Bandung Raya siap untuk membangun kereta api ringan (light rail transit/LRT) terintegrasi menyusul Jakarta dan Palembang.
Pemerintah Provinsi Jawa Barat dan pemerintah daerah di wilayah metropolitan menandatangani perjanjian nota kesepahaman (Memorandum of Understanding/MoU) kerja sama tentang pembangunan sistem angkutan massal LRT di Aula Timur Gedung Sate Bandung.

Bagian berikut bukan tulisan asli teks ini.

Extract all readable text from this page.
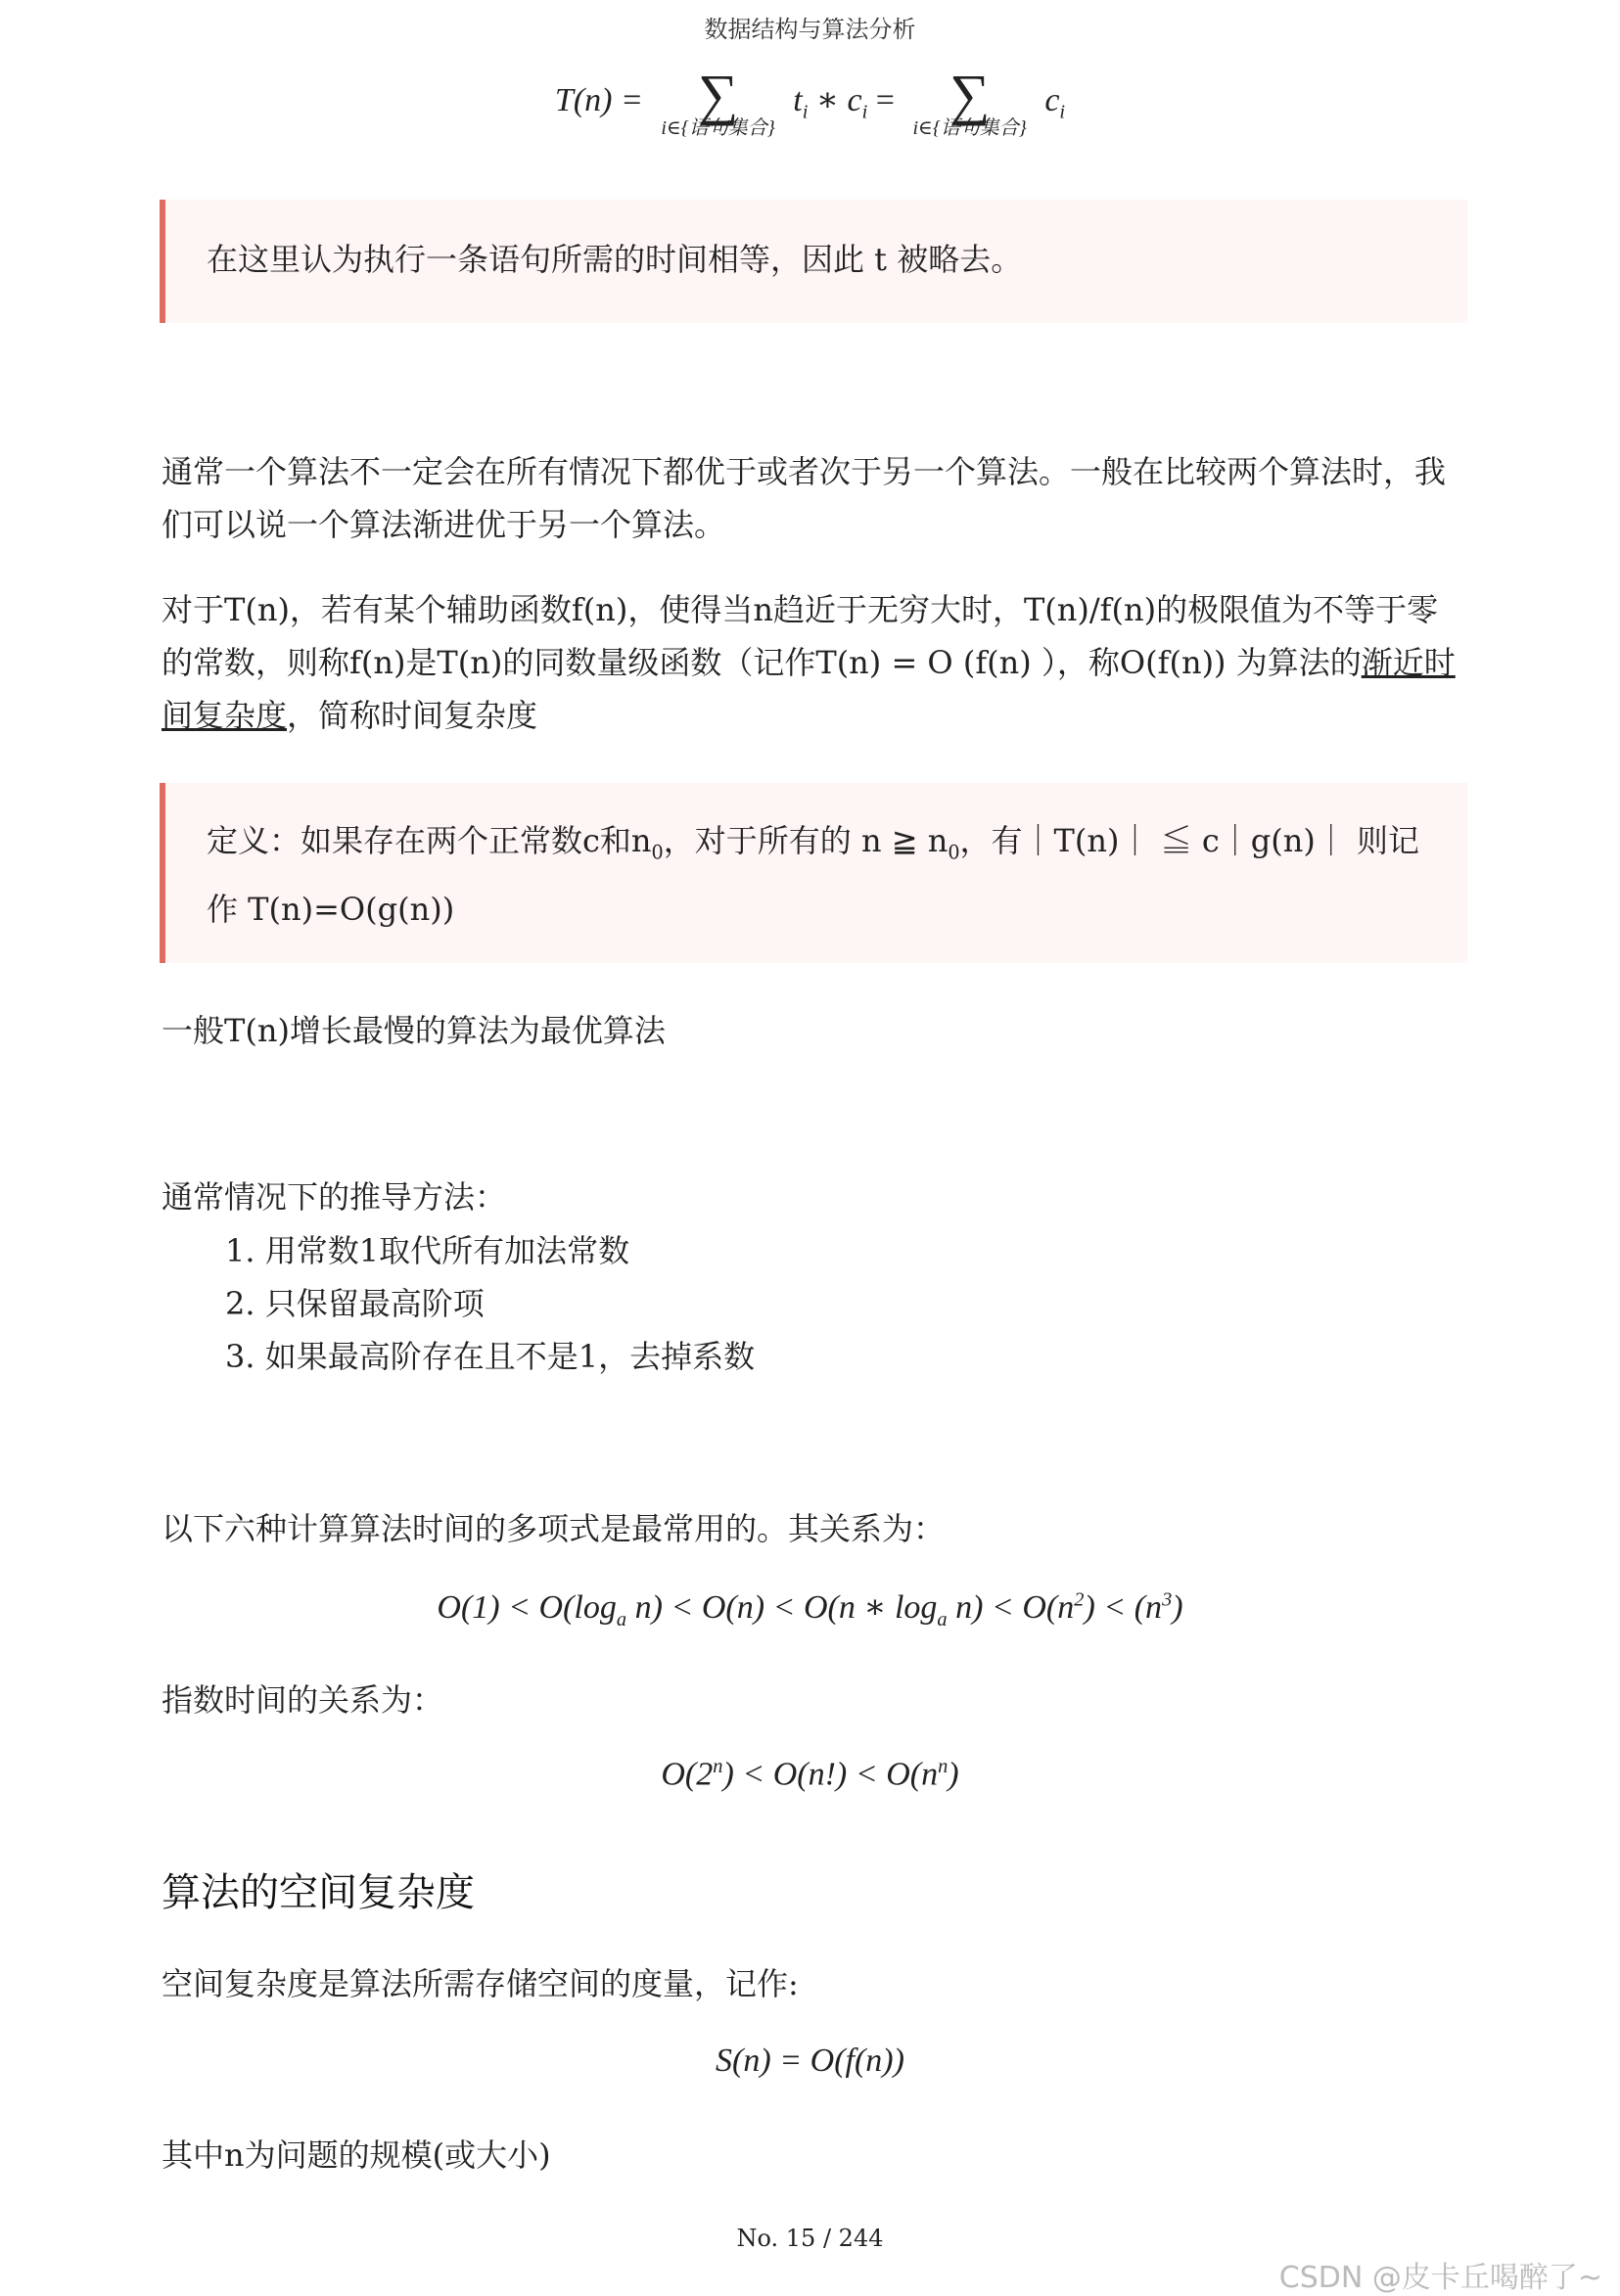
数据结构与算法分析
T(n) = ∑
i∈{语句集合}
$t_i$ ∗ $c_i$ = ∑
i∈{语句集合}
$c_i$
在这里认为执行一条语句所需的时间相等，因此 t 被略去。
通常一个算法不一定会在所有情况下都优于或者次于另一个算法。一般在比较两个算法时，我们可以说一个算法渐进优于另一个算法。
对于T(n)，若有某个辅助函数f(n)，使得当n趋近于无穷大时，T(n)/f(n)的极限值为不等于零的常数，则称f(n)是T(n)的同数量级函数（记作T(n) = O (f(n) ），称O(f(n)) 为算法的渐近时间复杂度，简称时间复杂度
定义：如果存在两个正常数c和$n_0$，对于所有的 n ≧ $n_0$，有｜T(n)｜ ≦ c｜g(n)｜ 则记作 T(n)=O(g(n))
一般T(n)增长最慢的算法为最优算法
通常情况下的推导方法：
1. 用常数1取代所有加法常数
2. 只保留最高阶项
3. 如果最高阶存在且不是1，去掉系数
以下六种计算算法时间的多项式是最常用的。其关系为：
$O(1) < O(\log_a$ n) < O(n) < O(n ∗ $\log_a n) < O(n^2) < (n^3)$
指数时间的关系为：
$O(2^n) < O(n!) < O(n^n)$
算法的空间复杂度
空间复杂度是算法所需存储空间的度量，记作:
S(n) = O(f(n))
其中n为问题的规模(或大小)
No. 15 / 244
CSDN @皮卡丘喝醉了~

"MoU ini bisa dikatakan sebagai pegangan agar satu arah dan satu visi dalam pelaksanaannya. Proyek ini bukan hanya melibatkan Kota Bandung dan tidak mungkin yang lain tidak ditangani. Kemudian pelaksanaannya di Kota Bandung dulu, bisa jadi namun harus menjadi perencanaan terintegrasi seluruhnya," kata Gubernur Jawa Barat Ahmad Heryawan usai penandatanganan MoU, dilansir Antara, Senin (4/6).
Gubernur Aher mengatakan bahwa penandatanganan kerja sama tersebut untuk menghindari anggapan proyek kereta cepat yang diinisiasi pemerintah pusat ini hanya melibatkan Pemkot Bandung saja.
Menurut dia, proyek ini sudah menyangkut pembangunan antar kabupaten kota di Bandung Raya sehingga perlu Pemprov Jawa Barat menyamakan visi dan perencanaannya.
Hal tersebut, lanjut Aher, merupakan sebagai tindak lanjut dari rapat terbatas pembahasan LRT antara Pemprov Jawa Barat dengan pemerintah pusat di tahun lalu.
"Perencanaannya ada di Bappeda dan Dishub Jawa Barat. Pembangunan itu urusan pusat karena anggaran di pusat dan yang penting ada kesamaan cara pandang bahwa ini LRT Bandung Raya," kata dia.
Proyek ini akan menghubungkan Kota Bandung, Kabupaten Bandung Barat, Kota Cimahi, Kabupaten Sumedang, dan Kabupaten Bandung. Titik pertama berada di Tegal Luar Kabupaten Bandung.
Rencananya, proyek ini akan didanai dari APBN karena terintegrasi dengan kereta api cepat Jakarta-Bandung. Nantinya, LRT akan terintegrasi dengan transportasi Metro Kapsul dan menjadi andalan untuk mengurangi kemacetan di Kota Kembang.
Pembangunan proyek kereta cepat Jakarta-Bandung merupakan hasil konsorsium BUMN Indonesia dan konsorsium perusahaan China dan pelaksanaan proyek kereta cepat Jakarta-Bandung ini telah berlangsung sejak 2015.
Akan tetapi pembangunannya terganjal permasalahan lahan yang memakan waktu hingga dua tahun sehingga hal tersebut yang membuat pengoperasian kereta cepat tersebut mundur dari 2019 menjadi 2020.